By Yoon Hee Young
“Forget wagyu and Kobe.”
This is the subheadline of a USA Today article posted on March 5 featuring hanwoo (premium Korean beef).
In her article titled “Why Korean Hanwoo beef might be the best meat on earth,” writer Kate Springer began her explanation of hanwoo by mentioning Black Angus, one of the best grades of beef in the U.S., and Japan’s wagyu and Kobe beef.
Briefly introducing hanwoo’s historical background, breeding environment and recognition in Korea, the article called the beef, fed with a special mix from every farm, as a top-grade meat combined with the advantages of both American and Japanese beef.
Sandy Keung, a chef at the fusion and seafood restaurant Table in Hong Kong, said, “Hanwoo has a very attractive flavor,” adding that the meat strikes a balance between the beefy and lean flavor of American steaks and the fatty flavor full of Japanese wagyu full of marbling.

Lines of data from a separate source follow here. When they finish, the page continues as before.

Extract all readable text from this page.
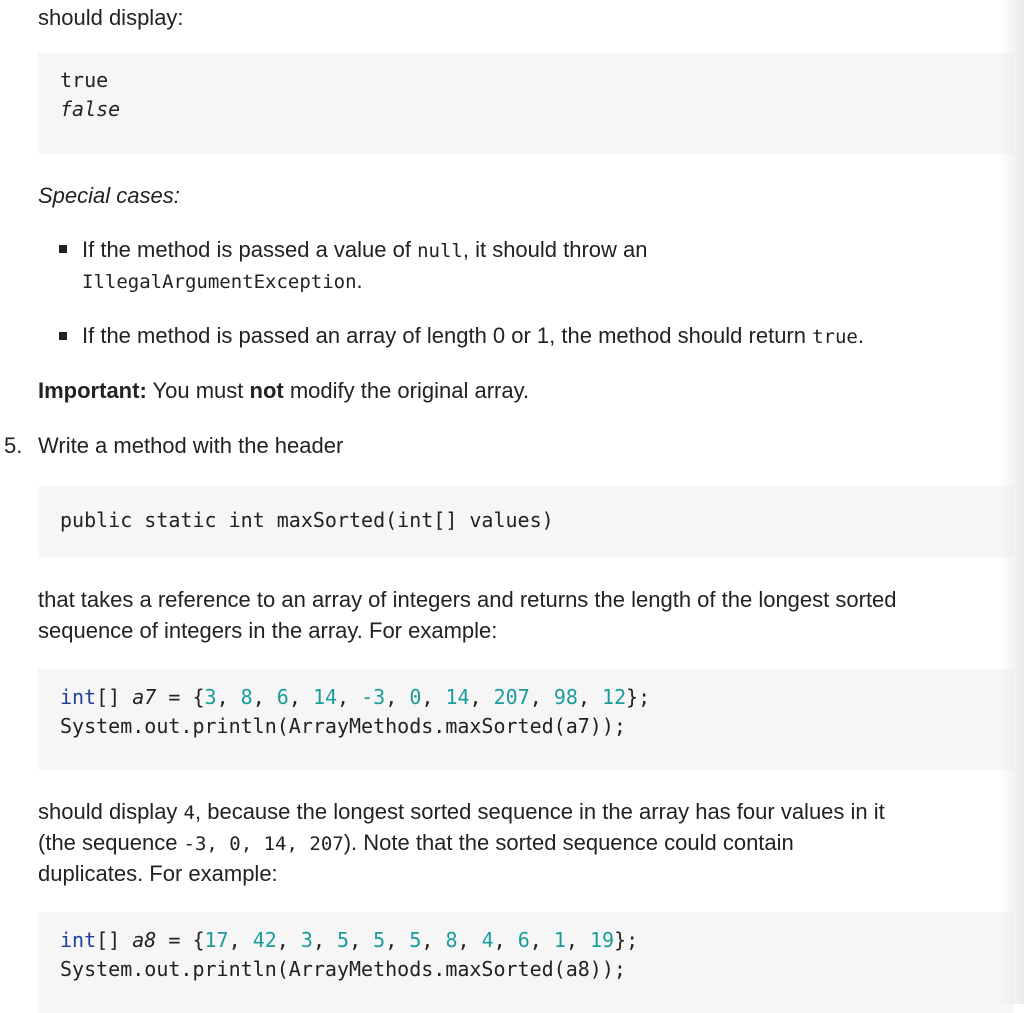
should display:

true
false

Special cases:

If the method is passed a value of null, it should throw an

IllegalArgumentException.

If the method is passed an array of length 0 or 1, the method should return true.

Important: You must not modify the original array.

5. Write a method with the header

public static int maxSorted(int[] values)

that takes a reference to an array of integers and returns the length of the longest sorted

sequence of integers in the array. For example:

int[] a7 = {3, 8, 6, 14, -3, 0, 14, 207, 98, 12};
System.out.println(ArrayMethods.maxSorted(a7));

should display 4, because the longest sorted sequence in the array has four values in it

(the sequence -3, 0, 14, 207). Note that the sorted sequence could contain

duplicates. For example:

int[] a8 = {17, 42, 3, 5, 5, 5, 8, 4, 6, 1, 19};
System.out.println(ArrayMethods.maxSorted(a8));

She said, “You need both fat and protein to achieve a steak that’s as tender and beefy as Hanwoo.”
Chef Judy Joo, the host of the U.S. Food Network show “Korean Food Made Simple,” said, “Every farmer has their own special mix — some use beer, some use fermented pine needles, barley, rice and mixed whole grains.”
“Alcohol-fermented feed of some kind is popular as it is full of probiotics and naturally keeps the cattle healthy,” she added. “The alcohol also keeps the meat tender and fatty.”
Springer wrapped up her article by not forgetting to recommend several restaurants in Korea famous for hanwoo.